With his dying at the age of 98, Senator Dole served as a poignant reminder that he and his fellow World War II veterans are a rapidly disappearing minority.

A majority of the officers who commanded soldiers who fought at the Battle of the Bulge and Iwo Jima are no longer with us, and the youngest of those who survived both battles have entered their 90s.

Still, Dave Severance is an exception; he remained a corporate leader until this year. He was in charge of the Marines that hoisted the flag over Iwo Jima in 1945, an act that has since become legendary. He was 102.

Sustaining Conflict Through Military Might

The political arena claimed the lives of many prominent figures around the world. F.W. de Klerk, the South African president, was one of them; he was the one who dismantled the apartheid walls built by his Afrikaner predecessors; the white power structure that fell was in large part due to the preaching of Archbishop Desmond Tutu, who also won the Nobel Peace Prize.

Kenneth Kaunda, a founding father of African freedom and the first president of a liberated Zambia, has away at the age of 97. He had governed his country for 27 years, and many of his supporters worshipped him as a minor deity.

A half globe away, in South Korea, the deaths of two former strongmen who commanded the country during consecutive regimes in the 1980s and 1990s occurred within a month of each other: first, in October, Roh Tae-woo, a former military who watched over with a stern eye as his country went from dictatorship to democracy; secondly, in November, Chun Doo-hwan, a bloodstained dictator who had seized power in a coup and later handpicked his buddy Mr. Roh to succeed him.

After presideing over an astonishing economic recovery in his 10-year rule (1989–1999) in Argentina, a country long gripped by dictatorship, the charismatic Carlos Sal Menem, the beneficiary of the first peaceful transfer of power there from one constitutionally elected party to another since 1916, died at the age of 90.

Stadia and Theaters

Outside of the NBA, coaching positions elsewhere in sports took an exceptionally hefty hit. Marty Schottenheimer, who won 200 regular season games with four N.F.L. franchises, and John Madden, whose winning decade with the Oakland Raiders was just a prelude to a more sensational run as the most colourful of TV colour commentators and a video-game king, are just two of the notable names the NFL has lost.

For college football, we lost Florida State’s powerhouse architect Bobby Bowden; for basketball, we lost Temple’s 17-time N.C.A.A. tournament-leading coach John Chaney.

Finally, a tip of the cap to the irrepressible Tommy Lasorda, who had, as he loved to remark with only mild hyperbole, bled Dodger blue, if baseball dugout managers can be grouped with head coaches on the sidelines.

The news of Henry Aaron’s passing, of course, made national headlines, and with it came stories of his home run heroics and the racial animus they sparked in people who couldn’t accept the concept of a Black man outslugging Babe Ruth.

Other sports legends have also passed away, such as the fearsome Sam Huff of the football Giants, the acrobatic forward Elgin Baylor of the Lakers, and the lightning-quick Rod Gilbert (“Mr.
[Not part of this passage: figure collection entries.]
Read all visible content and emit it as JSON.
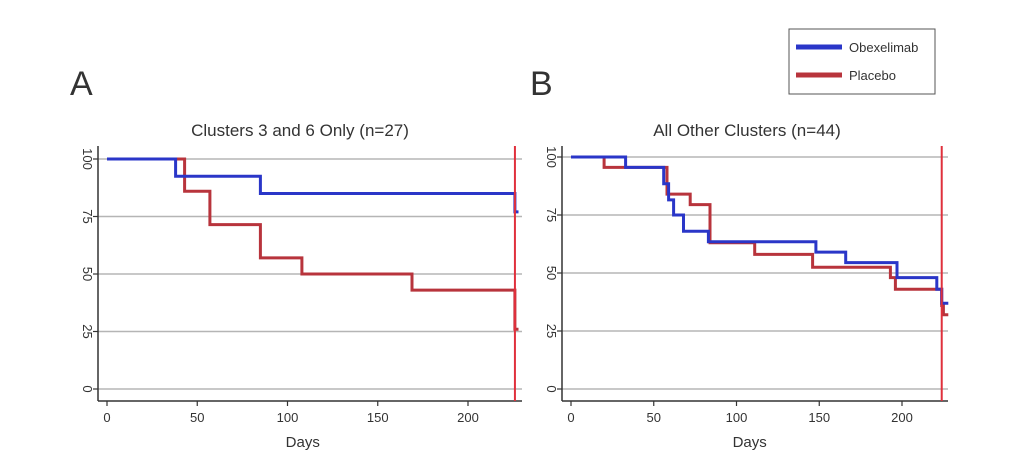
{
  "legend": {
    "entries": [
      {
        "label": "Obexelimab",
        "color": "#2a36c8"
      },
      {
        "label": "Placebo",
        "color": "#b8343c"
      }
    ]
  },
  "chart_data": [
    {
      "type": "line",
      "panel_letter": "A",
      "title": "Clusters 3 and 6 Only (n=27)",
      "xlabel": "Days",
      "ylabel": "",
      "xlim": [
        0,
        228
      ],
      "ylim": [
        0,
        100
      ],
      "x_ticks": [
        0,
        50,
        100,
        150,
        200
      ],
      "y_ticks": [
        0,
        25,
        50,
        75,
        100
      ],
      "grid": "horizontal",
      "step": true,
      "vertical_marker": {
        "x": 226,
        "color": "#e0303c"
      },
      "series": [
        {
          "name": "Obexelimab",
          "color": "#2a36c8",
          "points": [
            [
              0,
              100
            ],
            [
              38,
              100
            ],
            [
              38,
              92.5
            ],
            [
              85,
              92.5
            ],
            [
              85,
              85
            ],
            [
              226,
              85
            ],
            [
              226,
              77
            ],
            [
              228,
              77
            ]
          ]
        },
        {
          "name": "Placebo",
          "color": "#b8343c",
          "points": [
            [
              0,
              100
            ],
            [
              43,
              100
            ],
            [
              43,
              86
            ],
            [
              57,
              86
            ],
            [
              57,
              71.5
            ],
            [
              85,
              71.5
            ],
            [
              85,
              57
            ],
            [
              108,
              57
            ],
            [
              108,
              50
            ],
            [
              169,
              50
            ],
            [
              169,
              43
            ],
            [
              226,
              43
            ],
            [
              226,
              26
            ],
            [
              228,
              26
            ]
          ]
        }
      ]
    },
    {
      "type": "line",
      "panel_letter": "B",
      "title": "All Other Clusters (n=44)",
      "xlabel": "Days",
      "ylabel": "",
      "xlim": [
        0,
        228
      ],
      "ylim": [
        0,
        100
      ],
      "x_ticks": [
        0,
        50,
        100,
        150,
        200
      ],
      "y_ticks": [
        0,
        25,
        50,
        75,
        100
      ],
      "grid": "horizontal",
      "step": true,
      "vertical_marker": {
        "x": 224,
        "color": "#e0303c"
      },
      "series": [
        {
          "name": "Obexelimab",
          "color": "#2a36c8",
          "points": [
            [
              0,
              100
            ],
            [
              33,
              100
            ],
            [
              33,
              95.5
            ],
            [
              56,
              95.5
            ],
            [
              56,
              88.5
            ],
            [
              59,
              88.5
            ],
            [
              59,
              81.5
            ],
            [
              62,
              81.5
            ],
            [
              62,
              75
            ],
            [
              68,
              75
            ],
            [
              68,
              68
            ],
            [
              83,
              68
            ],
            [
              83,
              63.5
            ],
            [
              148,
              63.5
            ],
            [
              148,
              59
            ],
            [
              166,
              59
            ],
            [
              166,
              54.5
            ],
            [
              197,
              54.5
            ],
            [
              197,
              48
            ],
            [
              221,
              48
            ],
            [
              221,
              43
            ],
            [
              224,
              43
            ],
            [
              224,
              37
            ],
            [
              228,
              37
            ]
          ]
        },
        {
          "name": "Placebo",
          "color": "#b8343c",
          "points": [
            [
              0,
              100
            ],
            [
              20,
              100
            ],
            [
              20,
              95.5
            ],
            [
              58,
              95.5
            ],
            [
              58,
              84
            ],
            [
              72,
              84
            ],
            [
              72,
              79.5
            ],
            [
              84,
              79.5
            ],
            [
              84,
              63
            ],
            [
              111,
              63
            ],
            [
              111,
              58
            ],
            [
              146,
              58
            ],
            [
              146,
              52.5
            ],
            [
              193,
              52.5
            ],
            [
              193,
              48
            ],
            [
              196,
              48
            ],
            [
              196,
              43
            ],
            [
              224,
              43
            ],
            [
              224,
              36
            ],
            [
              225,
              36
            ],
            [
              225,
              32
            ],
            [
              228,
              32
            ]
          ]
        }
      ]
    }
  ]
}
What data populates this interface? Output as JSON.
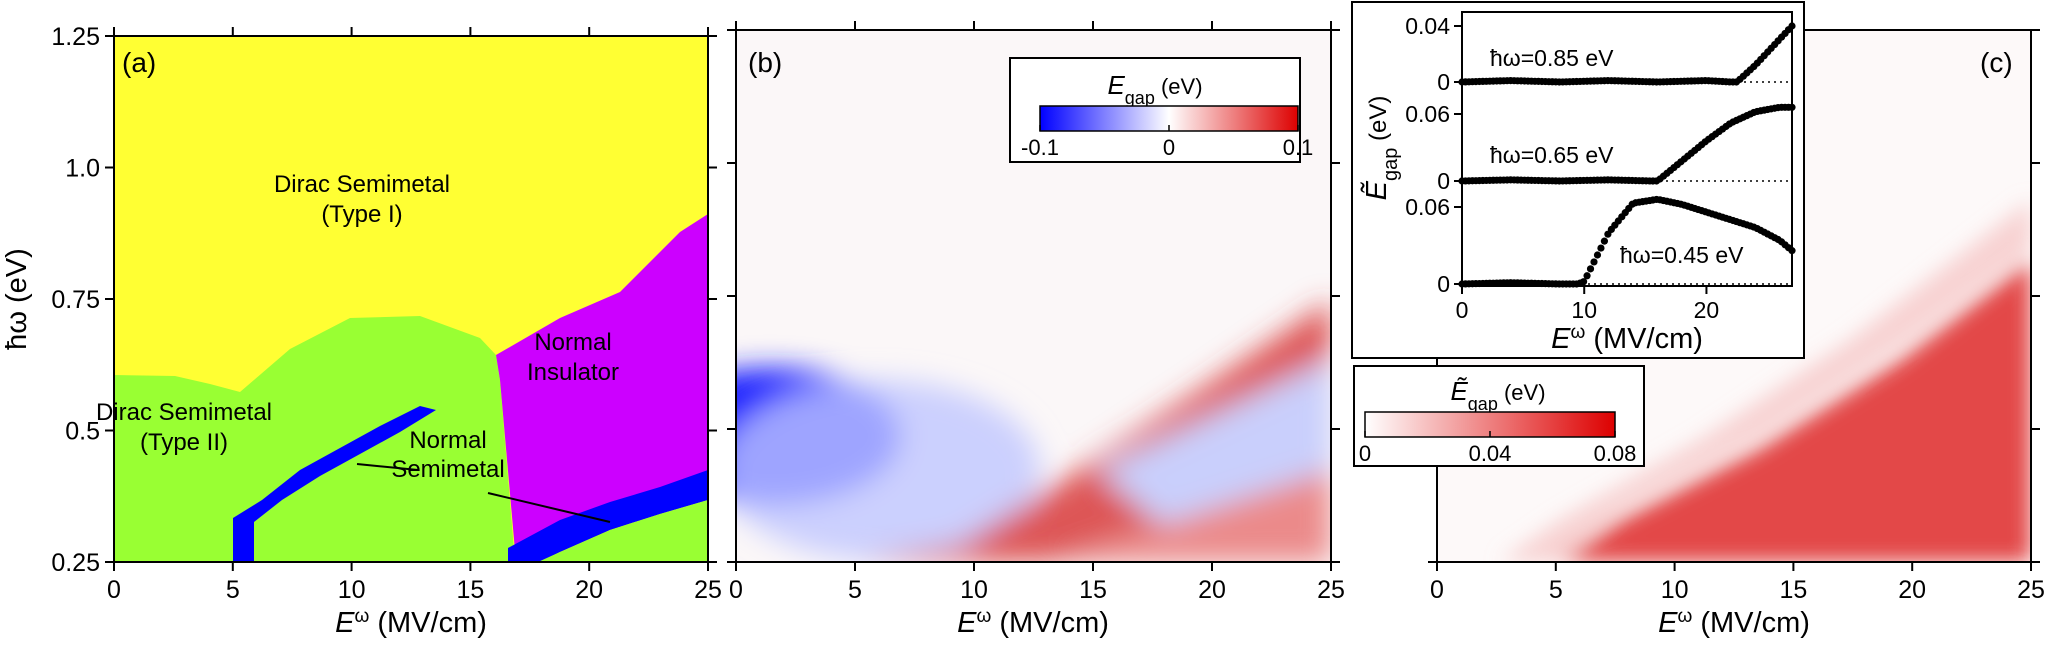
{
  "chart_data": [
    {
      "type": "heatmap",
      "panel_letter": "(a)",
      "title": "",
      "xlabel_base": "E",
      "xlabel_sup": "ω",
      "xlabel_unit": " (MV/cm)",
      "ylabel": "ħω (eV)",
      "xlim": [
        0,
        25
      ],
      "ylim": [
        0.25,
        1.25
      ],
      "xticks": [
        "0",
        "5",
        "10",
        "15",
        "20",
        "25"
      ],
      "yticks": [
        "0.25",
        "0.5",
        "0.75",
        "1.0",
        "1.25"
      ],
      "regions": [
        {
          "name": "Dirac Semimetal (Type I)",
          "line1": "Dirac Semimetal",
          "line2": "(Type I)",
          "color": "#ffff33"
        },
        {
          "name": "Dirac Semimetal (Type II)",
          "line1": "Dirac Semimetal",
          "line2": "(Type II)",
          "color": "#99ff33"
        },
        {
          "name": "Normal Insulator",
          "line1": "Normal",
          "line2": "Insulator",
          "color": "#cc00ff"
        },
        {
          "name": "Normal Semimetal",
          "line1": "Normal",
          "line2": "Semimetal",
          "color": "#0000ff"
        }
      ],
      "boundaries": {
        "typeI_typeII": [
          [
            0,
            0.6
          ],
          [
            5,
            0.55
          ],
          [
            8,
            0.65
          ],
          [
            13,
            0.72
          ],
          [
            15,
            0.68
          ]
        ],
        "insulator_upper": [
          [
            13,
            0.6
          ],
          [
            20,
            0.75
          ],
          [
            25,
            0.9
          ]
        ],
        "semimetal_band_upper": [
          [
            5,
            0.33
          ],
          [
            14,
            0.63
          ]
        ],
        "semimetal_band_lower": [
          [
            15,
            0.25
          ],
          [
            25,
            0.43
          ]
        ]
      }
    },
    {
      "type": "heatmap",
      "panel_letter": "(b)",
      "title": "",
      "xlabel_base": "E",
      "xlabel_sup": "ω",
      "xlabel_unit": " (MV/cm)",
      "ylabel": "",
      "xlim": [
        0,
        25
      ],
      "ylim": [
        0.25,
        1.25
      ],
      "xticks": [
        "0",
        "5",
        "10",
        "15",
        "20",
        "25"
      ],
      "colorbar": {
        "title_base": "E",
        "title_sub": "gap",
        "title_unit": " (eV)",
        "min": -0.1,
        "max": 0.1,
        "ticks": [
          "-0.1",
          "0",
          "0.1"
        ],
        "colors": [
          "#0000ff",
          "#ffffff",
          "#dd0000"
        ]
      }
    },
    {
      "type": "heatmap",
      "panel_letter": "(c)",
      "title": "",
      "xlabel_base": "E",
      "xlabel_sup": "ω",
      "xlabel_unit": " (MV/cm)",
      "ylabel": "",
      "xlim": [
        0,
        25
      ],
      "ylim": [
        0.25,
        1.25
      ],
      "xticks": [
        "0",
        "5",
        "10",
        "15",
        "20",
        "25"
      ],
      "colorbar": {
        "title_base": "E",
        "title_sub": "gap",
        "title_unit": " (eV)",
        "min": 0,
        "max": 0.08,
        "ticks": [
          "0",
          "0.04",
          "0.08"
        ],
        "colors": [
          "#ffffff",
          "#dd0000"
        ]
      }
    },
    {
      "type": "line",
      "title": "",
      "xlabel_base": "E",
      "xlabel_sup": "ω",
      "xlabel_unit": " (MV/cm)",
      "ylabel_base": "E",
      "ylabel_sub": "gap",
      "ylabel_unit": " (eV)",
      "xlim": [
        0,
        27
      ],
      "xticks": [
        "0",
        "10",
        "20"
      ],
      "series": [
        {
          "name": "ħω=0.85 eV",
          "ylim": [
            -0.01,
            0.045
          ],
          "yticks": [
            "0.04",
            "0"
          ],
          "x": [
            0,
            4,
            8,
            12,
            16,
            20,
            22,
            22.5,
            24,
            25.5,
            27
          ],
          "y": [
            0,
            0.001,
            0,
            0.001,
            0,
            0.001,
            0,
            0,
            0.012,
            0.026,
            0.04
          ]
        },
        {
          "name": "ħω=0.65 eV",
          "ylim": [
            -0.01,
            0.075
          ],
          "yticks": [
            "0.06",
            "0"
          ],
          "x": [
            0,
            4,
            8,
            12,
            15.5,
            16,
            18,
            20,
            22,
            24,
            26,
            27
          ],
          "y": [
            0,
            0.001,
            0,
            0.001,
            0,
            0,
            0.018,
            0.036,
            0.052,
            0.062,
            0.066,
            0.066
          ]
        },
        {
          "name": "ħω=0.45 eV",
          "ylim": [
            -0.01,
            0.075
          ],
          "yticks": [
            "0.06",
            "0"
          ],
          "x": [
            0,
            4,
            8,
            9.5,
            10,
            12,
            14,
            16,
            18,
            20,
            22,
            24,
            26,
            27
          ],
          "y": [
            0,
            0.001,
            0,
            0,
            0.002,
            0.04,
            0.063,
            0.066,
            0.062,
            0.056,
            0.05,
            0.044,
            0.034,
            0.026
          ]
        }
      ]
    }
  ]
}
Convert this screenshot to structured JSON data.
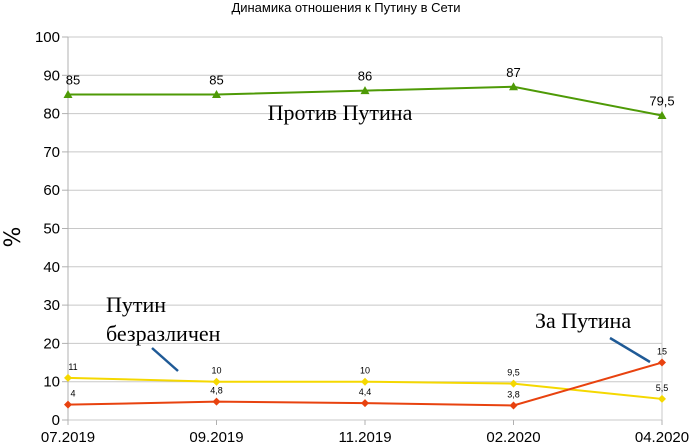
{
  "chart_data": {
    "type": "line",
    "title": "Динамика отношения к Путину в Сети",
    "xlabel": "",
    "ylabel": "%",
    "categories": [
      "07.2019",
      "09.2019",
      "11.2019",
      "02.2020",
      "04.2020"
    ],
    "ylim": [
      0,
      100
    ],
    "yticks": [
      "0",
      "10",
      "20",
      "30",
      "40",
      "50",
      "60",
      "70",
      "80",
      "90",
      "100"
    ],
    "grid": "horizontal",
    "series": [
      {
        "name": "Против Путина",
        "color": "#4E9A06",
        "marker": "triangle",
        "values": [
          85,
          85,
          86,
          87,
          79.5
        ],
        "labels": [
          "85",
          "85",
          "86",
          "87",
          "79,5"
        ]
      },
      {
        "name": "Путин безразличен",
        "color": "#F5D800",
        "marker": "diamond",
        "values": [
          11,
          10,
          10,
          9.5,
          5.5
        ],
        "labels": [
          "11",
          "10",
          "10",
          "9,5",
          "5,5"
        ]
      },
      {
        "name": "За Путина",
        "color": "#E8420F",
        "marker": "diamond",
        "values": [
          4,
          4.8,
          4.4,
          3.8,
          15
        ],
        "labels": [
          "4",
          "4,8",
          "4,4",
          "3,8",
          "15"
        ]
      }
    ],
    "annotations": {
      "against": "Против Путина",
      "indifferent_line1": "Путин",
      "indifferent_line2": "безразличен",
      "for": "За Путина"
    },
    "arrow_color": "#1F5A96"
  }
}
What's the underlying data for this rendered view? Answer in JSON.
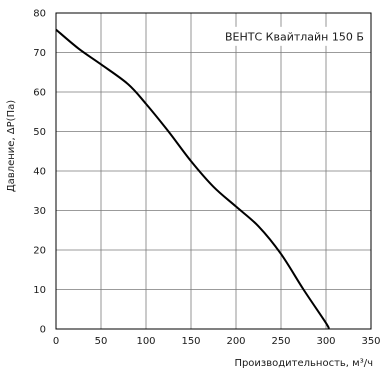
{
  "chart_data": {
    "type": "line",
    "xlabel": "Производительность, м³/ч",
    "ylabel": "Давление, ΔP(Па)",
    "xlim": [
      0,
      350
    ],
    "ylim": [
      0,
      80
    ],
    "x_ticks": [
      0,
      50,
      100,
      150,
      200,
      250,
      300,
      350
    ],
    "y_ticks": [
      0,
      10,
      20,
      30,
      40,
      50,
      60,
      70,
      80
    ],
    "grid": true,
    "legend_position": "top-right",
    "series": [
      {
        "name": "ВЕНТС Квайтлайн 150 Б",
        "color": "#000000",
        "x": [
          0,
          25,
          50,
          80,
          100,
          125,
          150,
          175,
          200,
          225,
          250,
          275,
          300,
          303
        ],
        "y": [
          75.8,
          71,
          67,
          62,
          57,
          50,
          42.5,
          36,
          31,
          26,
          19,
          10,
          1.5,
          0
        ]
      }
    ]
  }
}
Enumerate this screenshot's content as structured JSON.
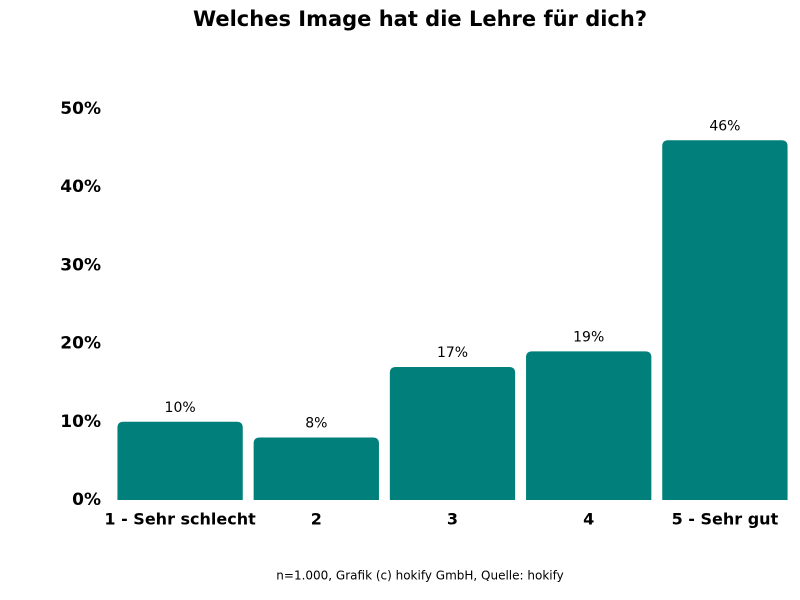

Ranger”), who wowed hockey fans at Madison Square Garden. The most famous family in motor racing history, the Unsers, lost two brothers, Bobby (87) and Al (82), seven months apart in the same year.

Percussionist and MC

Conversely, the Rolling Stones’ gloomy and distant drummer Charlie Watts passed away at the age of 80, making him the second member of that immortal band to perish (after Brian Jones a half-century ago).

When the original three Supremes from Motown decided to release an album, Mary Wilson was the second to do so (after Florence Ballard). Only one of the four Monkees is still active after Michael Nesmith’s departure (Micky Dolenz).

Now that Don Everly has passed away, seven years after young Phil, the only legacy of the Everly Brothers will be their classic albums from decades past.

Rapper Earl Simmons, better known by his stage name DMX, had just recently died, but his exploding lyrics were still fresh in everyone’s mind. DMX had turned the rough neighbourhoods of his native Yonkers into platinum albums and a sold-out concert venue. Only 50 years old, he was still quite young.